Ein echtes Inflationsrisiko gäbe es nur unter zwei Voraussetzungen: Erstens müssten die Notenbanken in Europa, Japan und in den Schwellenländern aus Sorge um Wachstum und Beschäftigung trotz der anziehenden Inflation eine deutlich expansivere Politik verfolgen. Danach sieht es nicht aus. Zweitens müssten die Arbeitnehmer in der Lage sein, die Kaufkraftverluste, die sie durch die steigenden Energiepreise erleiden, durch entsprechend höhere Lohnabschlüsse auszugleichen. Auch danach sieht es überhaupt nicht aus. Aus beiden Gründen ist die Situation fundamental anders als in den siebziger und frühen achtziger Jahren. Es will sich einfach keine Inflationsmentalität einstellen. Daher ist auch Stagflation eher unwahrscheinlich.

Und wie sieht es bei uns aus? Der starke Euro hat massiv preisdämpfende Effekte. Er wirkt wie eine Zinserhöhung. Die Pressekonferenz von Herrn Trichet am Donnerstag enthielt keine Andeutung, dass demnächst die Zinsen gesenkt werden könnten, trotz der etwas eingetrübten Wachstumsaussichten. Der Euro dürfte daher fest bleiben. Das hat den Nebeneffekt, dass die Arbeitnehmer kaum eine Chance haben, die Einkommensverteilung wieder einmal zu ihren Gunsten zu verändern. Die Stundenlöhne steigen laut EZB zur Zeit mit einer Rate von 2 1/2 Prozent (ggVj), also deutlich langsamer als die Preise, die zur Zeit um 3,2 Prozent über ihrem Vorjahresniveau liegen. Sie wirken damit ebenfalls preisdämpfend. Und wie hoch sind die Lohnsteigerungen in Deutschland? Im Anhang des jüngsten Monatsberichts der Bundesbank findet sich auf Seite 67 eine Tabelle, nach der die gesamtwirtschaftlichen tariflichen Stundenlöhne im Dezember nur um 1,5 Prozent höher waren als ein Jahr zuvor. Keine Inflation ohne Lohninflation! Deflation ist das passendere Wort für die Situation in Deutschland.

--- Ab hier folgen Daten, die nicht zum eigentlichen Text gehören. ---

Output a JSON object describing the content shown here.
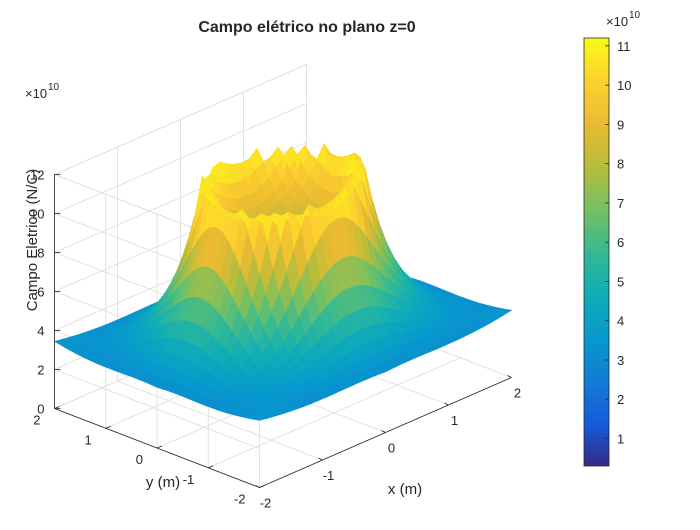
{
  "chart_data": {
    "type": "surface",
    "title": "Campo elétrico no plano z=0",
    "xlabel": "x (m)",
    "ylabel": "y (m)",
    "zlabel": "Campo Eletrico (N/C)",
    "z_exponent_label": "×10",
    "z_exponent_power": "10",
    "xlim": [
      -2,
      2
    ],
    "ylim": [
      -2,
      2
    ],
    "zlim": [
      0,
      12
    ],
    "x_ticks": [
      "-2",
      "-1",
      "0",
      "1",
      "2"
    ],
    "y_ticks": [
      "-2",
      "-1",
      "0",
      "1",
      "2"
    ],
    "z_ticks": [
      "0",
      "2",
      "4",
      "6",
      "8",
      "10",
      "12"
    ],
    "colorbar": {
      "exponent_label": "×10",
      "exponent_power": "10",
      "ticks": [
        "1",
        "2",
        "3",
        "4",
        "5",
        "6",
        "7",
        "8",
        "9",
        "10",
        "11"
      ],
      "range": [
        0.3,
        11.2
      ],
      "colormap": "parula"
    },
    "surface": {
      "ring_radius": 1.0,
      "peak_value": 11.2,
      "corner_value_near": 2.5,
      "corner_value_side": 2.3,
      "center_value": 7.8
    },
    "grid": true
  }
}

Die EZB erwartet in diesem Jahr beim realen Inlandsprodukt eine Zuwachsrate von 1,7 Prozent, was angesichts des sogenannten Potenzialwachstums von 2 1/4 Prozent nichts anderes bedeutet, als dass die Kapazitätsauslastung wieder zurückgeht. Zwar ist ein Notenbankzins von 4 Prozent neutral, aber nur in dem Sinne, dass eine Normalauslastung der Kapazitäten vorliegt. Das ist aber immer weniger der Fall. Im vierten Quartal stieg das reale BIP von Euroland beispielsweise nur noch mit einer Jahresrate von 1,5 Prozent. Die Geldpolitik ist also restriktiv, und sie wird ständig restriktiver.

Stagflation ist keine echte Gefahr und als Begriff völlig unpassend für das, was sich im Euroland tatsächlich abspielt.